Included in the latter category is "I Ain’t Found Nobody Yet," the last of the album’s eleven songs, which Cary says she’d lost track of until her suddenly famous former band mate Ryan Adams reminded her of it. "Ryan actually helped me write it," Cary says. "It’s based on a song that I’d written a long time ago and lost and forgotten. He said, ‘What about ‘I Ain’t Found Nobody Yet’? That was a great song. You need to work on that.’ I couldn’t remember what it was, so he and I worked it out together."

Cary says her conception of the LP evolved during the time she spent working on the album and securing a record deal. "I think it would have been more like Waltzie (an EP she released in 2000), more sort of folksy and organic and unpolished," she says. "I think having the amount of time I had to spend on it turned it into something a lot more complicated. I think it’s a really pretty diverse record, from some of the more straight country songs to a few songs that kind of borrow from Dusty Springfield; soul songs with horns."
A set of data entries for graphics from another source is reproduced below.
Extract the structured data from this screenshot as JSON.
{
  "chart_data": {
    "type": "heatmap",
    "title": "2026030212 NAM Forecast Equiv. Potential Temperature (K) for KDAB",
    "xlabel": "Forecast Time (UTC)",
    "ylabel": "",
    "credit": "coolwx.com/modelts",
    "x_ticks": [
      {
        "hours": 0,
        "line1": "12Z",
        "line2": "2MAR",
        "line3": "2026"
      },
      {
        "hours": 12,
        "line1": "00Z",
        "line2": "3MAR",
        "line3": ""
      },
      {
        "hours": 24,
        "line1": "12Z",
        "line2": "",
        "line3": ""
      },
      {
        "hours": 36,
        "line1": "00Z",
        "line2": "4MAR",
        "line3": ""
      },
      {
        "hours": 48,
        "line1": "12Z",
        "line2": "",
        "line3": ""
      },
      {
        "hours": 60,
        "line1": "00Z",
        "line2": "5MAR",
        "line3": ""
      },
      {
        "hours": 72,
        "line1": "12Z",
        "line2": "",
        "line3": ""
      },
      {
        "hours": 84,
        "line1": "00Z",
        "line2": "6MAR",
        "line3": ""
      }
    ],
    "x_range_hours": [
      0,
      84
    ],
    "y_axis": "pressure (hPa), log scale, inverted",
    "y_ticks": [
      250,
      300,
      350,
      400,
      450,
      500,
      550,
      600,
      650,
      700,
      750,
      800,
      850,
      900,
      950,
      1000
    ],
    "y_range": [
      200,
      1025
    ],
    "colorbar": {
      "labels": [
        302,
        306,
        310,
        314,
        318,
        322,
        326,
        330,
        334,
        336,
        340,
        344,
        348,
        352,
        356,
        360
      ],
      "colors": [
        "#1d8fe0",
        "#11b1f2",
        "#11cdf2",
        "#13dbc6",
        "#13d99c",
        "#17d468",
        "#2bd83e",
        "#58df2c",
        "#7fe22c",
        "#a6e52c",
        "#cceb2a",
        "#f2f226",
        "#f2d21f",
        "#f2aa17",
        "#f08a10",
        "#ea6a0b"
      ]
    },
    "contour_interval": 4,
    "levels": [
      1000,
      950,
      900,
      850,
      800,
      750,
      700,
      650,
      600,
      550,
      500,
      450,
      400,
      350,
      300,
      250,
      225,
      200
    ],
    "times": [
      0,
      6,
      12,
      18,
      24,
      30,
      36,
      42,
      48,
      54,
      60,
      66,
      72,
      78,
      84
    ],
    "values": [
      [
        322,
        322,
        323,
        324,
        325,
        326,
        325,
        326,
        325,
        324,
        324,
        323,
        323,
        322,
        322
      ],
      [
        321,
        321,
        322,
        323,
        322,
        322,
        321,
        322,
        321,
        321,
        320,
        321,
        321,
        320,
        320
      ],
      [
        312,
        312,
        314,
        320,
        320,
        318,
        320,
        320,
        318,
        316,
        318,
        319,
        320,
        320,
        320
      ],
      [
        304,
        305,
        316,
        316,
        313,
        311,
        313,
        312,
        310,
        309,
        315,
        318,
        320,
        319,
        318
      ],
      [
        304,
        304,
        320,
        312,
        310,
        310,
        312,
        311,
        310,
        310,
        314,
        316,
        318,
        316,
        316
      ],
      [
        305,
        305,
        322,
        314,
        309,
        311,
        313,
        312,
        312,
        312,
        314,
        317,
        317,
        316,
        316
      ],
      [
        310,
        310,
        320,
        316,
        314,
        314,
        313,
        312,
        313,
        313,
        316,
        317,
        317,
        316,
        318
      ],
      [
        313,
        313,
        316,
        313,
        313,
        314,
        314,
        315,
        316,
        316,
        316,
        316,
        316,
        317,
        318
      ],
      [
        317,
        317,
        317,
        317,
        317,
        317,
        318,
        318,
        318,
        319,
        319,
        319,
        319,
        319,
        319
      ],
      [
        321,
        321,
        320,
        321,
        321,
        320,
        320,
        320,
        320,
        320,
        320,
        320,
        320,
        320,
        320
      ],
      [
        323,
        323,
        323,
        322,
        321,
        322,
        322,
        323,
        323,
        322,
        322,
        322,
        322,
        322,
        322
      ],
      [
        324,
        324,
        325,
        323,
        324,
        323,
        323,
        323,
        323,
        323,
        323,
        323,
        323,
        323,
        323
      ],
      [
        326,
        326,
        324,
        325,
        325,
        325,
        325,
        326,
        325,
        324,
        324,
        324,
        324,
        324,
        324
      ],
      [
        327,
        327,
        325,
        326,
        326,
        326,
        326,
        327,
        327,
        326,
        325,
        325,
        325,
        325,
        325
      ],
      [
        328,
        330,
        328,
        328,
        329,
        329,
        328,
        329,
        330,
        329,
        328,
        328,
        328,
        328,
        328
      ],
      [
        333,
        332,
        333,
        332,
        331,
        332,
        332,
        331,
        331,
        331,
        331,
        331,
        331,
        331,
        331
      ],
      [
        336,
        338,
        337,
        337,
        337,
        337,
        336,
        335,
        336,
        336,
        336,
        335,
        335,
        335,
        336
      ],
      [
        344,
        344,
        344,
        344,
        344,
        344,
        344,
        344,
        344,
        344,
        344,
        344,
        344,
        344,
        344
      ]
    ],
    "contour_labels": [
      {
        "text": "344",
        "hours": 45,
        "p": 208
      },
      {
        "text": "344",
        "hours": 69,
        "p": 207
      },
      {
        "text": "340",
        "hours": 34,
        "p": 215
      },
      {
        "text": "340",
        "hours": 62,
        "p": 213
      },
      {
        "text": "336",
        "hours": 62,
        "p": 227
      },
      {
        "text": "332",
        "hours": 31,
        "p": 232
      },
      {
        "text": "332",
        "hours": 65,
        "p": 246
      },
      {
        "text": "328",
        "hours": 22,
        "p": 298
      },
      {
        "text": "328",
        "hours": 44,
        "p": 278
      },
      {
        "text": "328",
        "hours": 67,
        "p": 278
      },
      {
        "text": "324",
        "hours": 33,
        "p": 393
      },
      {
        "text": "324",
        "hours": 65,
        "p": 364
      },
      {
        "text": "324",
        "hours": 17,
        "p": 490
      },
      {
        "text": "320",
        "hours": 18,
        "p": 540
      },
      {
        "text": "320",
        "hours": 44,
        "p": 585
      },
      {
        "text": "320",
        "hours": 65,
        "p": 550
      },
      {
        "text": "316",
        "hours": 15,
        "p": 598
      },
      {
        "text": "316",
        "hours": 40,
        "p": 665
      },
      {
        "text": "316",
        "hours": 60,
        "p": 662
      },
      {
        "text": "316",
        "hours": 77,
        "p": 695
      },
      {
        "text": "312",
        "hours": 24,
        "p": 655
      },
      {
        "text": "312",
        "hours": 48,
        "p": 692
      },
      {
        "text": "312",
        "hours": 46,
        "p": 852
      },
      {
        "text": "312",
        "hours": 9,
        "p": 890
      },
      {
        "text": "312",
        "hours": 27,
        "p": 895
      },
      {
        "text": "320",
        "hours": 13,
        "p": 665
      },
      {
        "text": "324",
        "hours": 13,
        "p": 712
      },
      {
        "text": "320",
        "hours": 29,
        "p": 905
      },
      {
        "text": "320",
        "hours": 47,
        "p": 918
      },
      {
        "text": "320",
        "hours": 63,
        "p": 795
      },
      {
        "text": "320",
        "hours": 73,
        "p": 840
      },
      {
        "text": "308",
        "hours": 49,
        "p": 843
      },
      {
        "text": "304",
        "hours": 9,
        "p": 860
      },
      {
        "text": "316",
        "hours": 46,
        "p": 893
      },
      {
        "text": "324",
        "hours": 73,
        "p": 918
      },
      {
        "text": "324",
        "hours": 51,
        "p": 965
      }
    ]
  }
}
Encouraged by producer (and former dB’s member) Chris Stamey, whom Cary describes as her "champion," the singer took chances with the accompaniment. "There’s one song that has a toy elephant clacking around on it and several songs that use pretty wild percussion, you know beating on a frying pan or weird percussion instruments," she says. "We mined the Casio keyboard we found at a thrift store for some sounds. Chris Stamey’s daughter has a beautiful toy piano that sounds like little bells."

The initial pressing of the disc will feature a four-song mini-disc that will include a duet with Adams on "The Battle," a former staple of Whiskeytown’s live set. "It’s sort of a really fond memory of a romantic time when Ryan and I used to write together before any crazy shit happened," Cary says. "For me, it sort of crystallizes what was most important about Whiskeytown, which was him and me writing and singing together."

Given Adams’ recent popularity, Cary confessed some ambivalence about including "The Battle" with her solo album. "I sort of did battle, so to speak, with myself about whether it should be on the record at all, because clearly I’m trying to step away from Ryan and do my own thing," she says. "But I love the song so much and I feel like it’s one of the few Whiskeytown songs that was really, totally half me. I really was invested it and people loved it live."

Cary plans to tour in spring, backed by a lineup that she hopes will include mostly people that played on the album, including former Whiskeytown guitarist Mike Daly, ex-Jayhawks keyboardist Jen Gunderman and Superchunk drummer Jon Wurster.

Last year, Adams estimated that Whiskeytown had as many as sixty unreleased songs, and, although no timetable exists for issuing the material, Cary offered a quick peek into the vaults. "Every record we ever made there were at least ten songs that didn’t get on it," she says. "There’s tons of Ryan’s demo four-track stuff. There’s a record we made in the Christmas time of ’97 or ’98, where we came off a tour and went into the studio with Chris [Stamey] and made a whole record called Forever Valentine. I think it’s pretty good, but you can tell that it was made in a couple days. It’s no Stranger’s Almanac but there’s some great stuff on it."